Coping in a Postmodern World

by Tambra Breyer

We live in the postmodern era which is characterized by the following:
  • Truth is no longer definitive but is dependent on an individual’s perspective (my truth versus the truth).
  • Religion is no longer handed down to the next generation but is a matter of self-discovery.
  • Technology has broad use in homes, businesses and education, and social media largely influences individual identity.

There are many other characteristics of postmodernism, but these three bullet points highlight a common theme. Without any belief in ultimate truth, identity (and life in general) becomes a matter of self-discovery and, ultimately, self-determination. Without truth and faith, there is no firm foundation on which to land. It’s no wonder the mental health of our country has reached a crisis point. In John 16:33, Jesus says, “In this world you will have trouble (NIV).” The Message translation puts it this way: “In this godless world you will continue to experience difficulties.” So how can a person learn to cope in today’s world?

According to Merriam Webster, the definition of the word cope is “to deal with and attempt to overcome problems and difficulties.” We all use coping strategies to help us manage stress and unpleasant emotions related to problems or difficulties we face. Coping strategies can be conscious or nonconscious; healthy or problematic; active or avoidant.

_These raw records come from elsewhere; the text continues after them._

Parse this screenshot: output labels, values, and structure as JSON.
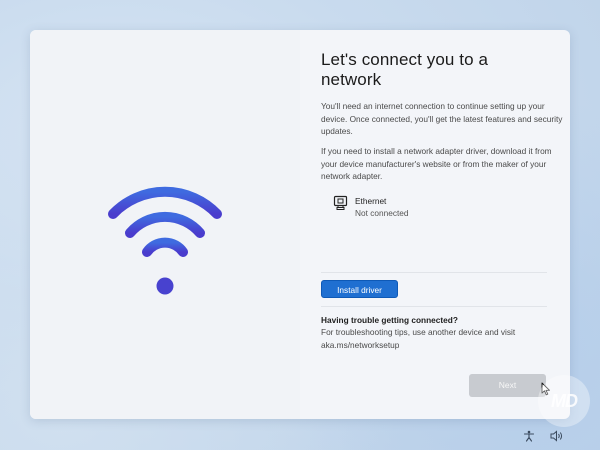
{
  "oobe": {
    "title": "Let's connect you to a network",
    "para1": "You'll need an internet connection to continue setting up your device. Once connected, you'll get the latest features and security updates.",
    "para2": "If you need to install a network adapter driver, download it from your device manufacturer's website or from the maker of your network adapter.",
    "network": {
      "icon": "ethernet-icon",
      "name": "Ethernet",
      "status": "Not connected"
    },
    "install_label": "Install driver",
    "trouble_title": "Having trouble getting connected?",
    "trouble_text": "For troubleshooting tips, use another device and visit aka.ms/networksetup",
    "next_label": "Next"
  },
  "watermark_text": "MD",
  "icons": {
    "hero": "wifi-icon",
    "tray": [
      "accessibility-icon",
      "volume-icon"
    ],
    "pointer": "mouse-cursor-icon"
  },
  "colors": {
    "accent": "#1f6fd1",
    "wifi_gradient_top": "#3a5fd8",
    "wifi_gradient_bottom": "#5a3fcf",
    "disabled_button": "#c8cbd0"
  }
}
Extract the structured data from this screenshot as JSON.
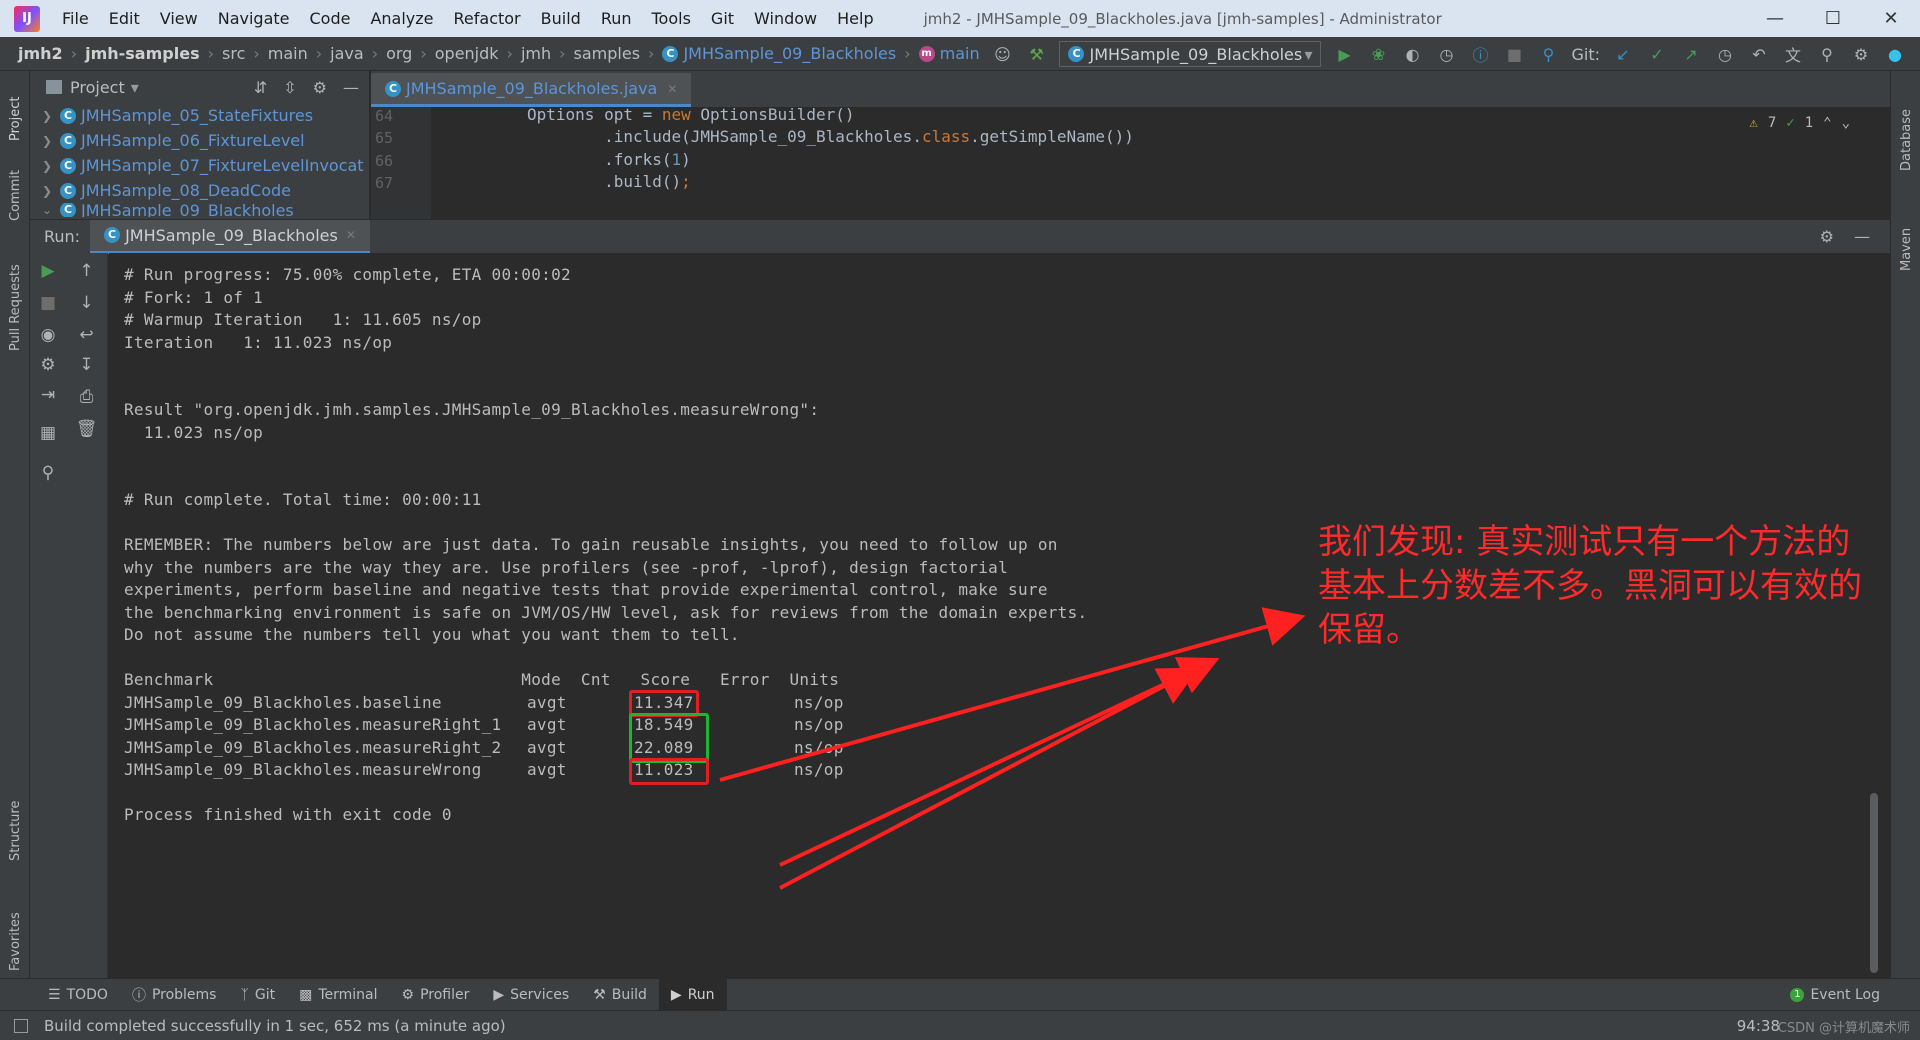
{
  "menu": {
    "items": [
      "File",
      "Edit",
      "View",
      "Navigate",
      "Code",
      "Analyze",
      "Refactor",
      "Build",
      "Run",
      "Tools",
      "Git",
      "Window",
      "Help"
    ],
    "window_title": "jmh2 - JMHSample_09_Blackholes.java [jmh-samples] - Administrator"
  },
  "nav": {
    "crumbs": [
      "jmh2",
      "jmh-samples",
      "src",
      "main",
      "java",
      "org",
      "openjdk",
      "jmh",
      "samples",
      "JMHSample_09_Blackholes",
      "main"
    ],
    "run_config": "JMHSample_09_Blackholes",
    "git_label": "Git:"
  },
  "project": {
    "title": "Project",
    "items": [
      "JMHSample_05_StateFixtures",
      "JMHSample_06_FixtureLevel",
      "JMHSample_07_FixtureLevelInvocat",
      "JMHSample_08_DeadCode",
      "JMHSample_09_Blackholes"
    ]
  },
  "editor": {
    "tab": "JMHSample_09_Blackholes.java",
    "line_numbers": [
      "64",
      "65",
      "66",
      "67"
    ],
    "code": {
      "l64_a": "Options opt = ",
      "l64_kw": "new",
      "l64_b": " OptionsBuilder()",
      "l65_a": "        .include(JMHSample_09_Blackholes.",
      "l65_kw": "class",
      "l65_b": ".getSimpleName())",
      "l66_a": "        .forks(",
      "l66_num": "1",
      "l66_b": ")",
      "l67_a": "        .build()",
      "l67_kw": ";"
    },
    "warnings": "7",
    "checks": "1"
  },
  "vertical_tabs": {
    "project": "Project",
    "commit": "Commit",
    "pull_requests": "Pull Requests",
    "structure": "Structure",
    "favorites": "Favorites",
    "database": "Database",
    "maven": "Maven"
  },
  "run": {
    "label": "Run:",
    "tab": "JMHSample_09_Blackholes"
  },
  "console": {
    "lines": [
      "# Run progress: 75.00% complete, ETA 00:00:02",
      "# Fork: 1 of 1",
      "# Warmup Iteration   1: 11.605 ns/op",
      "Iteration   1: 11.023 ns/op",
      "Result \"org.openjdk.jmh.samples.JMHSample_09_Blackholes.measureWrong\":",
      "  11.023 ns/op",
      "# Run complete. Total time: 00:00:11",
      "REMEMBER: The numbers below are just data. To gain reusable insights, you need to follow up on",
      "why the numbers are the way they are. Use profilers (see -prof, -lprof), design factorial",
      "experiments, perform baseline and negative tests that provide experimental control, make sure",
      "the benchmarking environment is safe on JVM/OS/HW level, ask for reviews from the domain experts.",
      "Do not assume the numbers tell you what you want them to tell.",
      "Process finished with exit code 0"
    ],
    "table_header": "Benchmark                               Mode  Cnt   Score   Error  Units",
    "rows": [
      {
        "name": "JMHSample_09_Blackholes.baseline",
        "mode": "avgt",
        "score": "11.347",
        "units": "ns/op"
      },
      {
        "name": "JMHSample_09_Blackholes.measureRight_1",
        "mode": "avgt",
        "score": "18.549",
        "units": "ns/op"
      },
      {
        "name": "JMHSample_09_Blackholes.measureRight_2",
        "mode": "avgt",
        "score": "22.089",
        "units": "ns/op"
      },
      {
        "name": "JMHSample_09_Blackholes.measureWrong",
        "mode": "avgt",
        "score": "11.023",
        "units": "ns/op"
      }
    ]
  },
  "annotation": {
    "text": "我们发现: 真实测试只有一个方法的基本上分数差不多。黑洞可以有效的保留。"
  },
  "bottom_tools": [
    "TODO",
    "Problems",
    "Git",
    "Terminal",
    "Profiler",
    "Services",
    "Build",
    "Run"
  ],
  "event_log": "Event Log",
  "status": {
    "message": "Build completed successfully in 1 sec, 652 ms (a minute ago)",
    "position": "94:38",
    "watermark": "CSDN @计算机魔术师"
  },
  "colors": {
    "highlight_red": "#e02020",
    "highlight_green": "#1eb332",
    "annotation": "#ff2a2a"
  }
}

The first part of the Serenity Prayer is, “God, grant me the serenity to accept the things I cannot change, the courage to change the things I can, and the wisdom to know the difference.” How do we cope in healthy ways that address accepting the things we cannot change, as well as changing the things we can?

Emotion-Focused Coping Skills
Emotion-focused coping skills are methods or strategies for dealing with feelings and emotions in an effort to reduce stress or anxiety. Emotion-focused coping skills are helpful when a person has no control over a situation (accepting the things we cannot change). These coping skills can help a person learn how to better tolerate stress so they become more resilient.

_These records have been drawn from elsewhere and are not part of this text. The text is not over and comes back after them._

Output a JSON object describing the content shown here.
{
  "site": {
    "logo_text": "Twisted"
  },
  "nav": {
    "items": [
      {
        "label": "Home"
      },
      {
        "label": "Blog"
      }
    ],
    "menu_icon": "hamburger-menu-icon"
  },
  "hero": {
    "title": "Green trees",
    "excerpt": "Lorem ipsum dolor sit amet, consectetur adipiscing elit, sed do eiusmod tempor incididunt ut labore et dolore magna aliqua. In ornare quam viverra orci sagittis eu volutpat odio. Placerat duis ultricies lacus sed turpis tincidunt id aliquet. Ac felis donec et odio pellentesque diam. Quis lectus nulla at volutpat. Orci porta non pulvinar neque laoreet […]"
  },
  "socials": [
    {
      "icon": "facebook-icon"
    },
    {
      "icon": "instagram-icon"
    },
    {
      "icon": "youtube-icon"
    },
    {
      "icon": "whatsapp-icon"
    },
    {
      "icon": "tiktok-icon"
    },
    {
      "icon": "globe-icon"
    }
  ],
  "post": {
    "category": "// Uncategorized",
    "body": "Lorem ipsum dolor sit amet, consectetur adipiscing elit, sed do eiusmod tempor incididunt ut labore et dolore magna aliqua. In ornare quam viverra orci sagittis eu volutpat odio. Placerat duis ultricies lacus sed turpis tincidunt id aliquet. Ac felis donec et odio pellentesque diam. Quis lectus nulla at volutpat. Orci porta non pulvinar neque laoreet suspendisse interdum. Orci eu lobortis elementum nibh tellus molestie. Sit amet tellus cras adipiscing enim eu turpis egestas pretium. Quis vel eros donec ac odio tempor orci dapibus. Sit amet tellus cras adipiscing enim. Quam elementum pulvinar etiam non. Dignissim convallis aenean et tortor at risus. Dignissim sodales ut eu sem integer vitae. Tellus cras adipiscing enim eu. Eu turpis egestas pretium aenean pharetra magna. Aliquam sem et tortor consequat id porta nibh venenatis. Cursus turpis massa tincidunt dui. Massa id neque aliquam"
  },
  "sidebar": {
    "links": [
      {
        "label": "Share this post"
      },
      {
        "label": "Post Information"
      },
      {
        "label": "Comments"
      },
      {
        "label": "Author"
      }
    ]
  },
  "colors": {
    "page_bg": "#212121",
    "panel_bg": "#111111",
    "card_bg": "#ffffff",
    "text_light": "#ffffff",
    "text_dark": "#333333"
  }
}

Emotion-focused coping strategies aim to calm down the emotional center of the brain. These coping strategies include activities such as deep breathing, exercise, listening to soothing music, painting, reading, etc. Whether before or after using these emotion-focused coping skills, processing the emotions is vitally important. Processing emotions will help you identify what you are actually feeling. It is surprising how often we mislabel difficult emotions such as fear and anger.

Problem-Focused Coping Skills
Problem-focused coping skills are methods or strategies for dealing with a problem or difficulty by taking action to change the situation. Problem-focused coping skills are helpful when a person has some control over a situation (changing the things we can) and can help a person feel more empowered.

Problem-focused coping strategies aim to engage the processing center of the brain. These coping strategies include activities such as writing pros and cons, prioritizing tasks, setting boundaries, challenging negative self-talk, asking for help or time extension, etc.

Unhealthy Coping Mechanisms
Unhealthy coping strategies are behaviors that may provide short-term relief but may either make the difficulty worse in the long run or present a new problem as a result of the coping mechanism. Substance abuse, avoidance, self-harm, and negative self-talk are among the most common examples of unhealthy coping strategies. For instance, both problem-focused and emotion-focused coping skills may include taking a break in order to clear your head. A short break of playing video games or watching a show can be beneficial. However, using it continually as a coping strategy can lead to unhealthy bingeing. The same is true when having a drink or a bowl of ice cream to calm your nerves or engaging in “retail therapy.” Using any substance or activity as a form of escapism on a routine basis will put a person at risk of an addiction. It may provide short-term emotional relief but will heighten emotional distress in the long run.

Self-harm is another unhealthy coping mechanism used most frequently by teens. In fact, according to the American Psychological Association, nearly 17% of teens have tried it at least once. Those who engage in self-harm use it to escape emotional distress. By cutting (or other means of self-injury) the focus shifts from emotional pain to physical pain.

Christian Coping Mechanisms
Remember that Jesus said that we will have trouble, difficulties, and problems. Yet as Christians, we also have ultimate truth. That means we have access to distinctively Christian coping tools that the post-modern world does not have. Instead of simply listening to music we can let Christian music sing the Word of God over us. Instead of positive self-talk, we can let God talk. We can get our identity based on who God says we are, not who the world says we are (or are not). We can make a to-do list for those things within our control- and also make a list recounting the faithfulness of God for the things that are outside of our control. And when we need to talk to someone, we can pray and talk to God, the one who knows us better than anyone else.

As Jesus said in John 17:14-17 (NIV), “I have given them your word and the world has hated them, for they are not of the world any more than I am of the world. My prayer is not that you take them out of the world but that you protect them from the evil one. They are not of the world, even as I am not of it. Sanctify them by the truth; your word is truth.”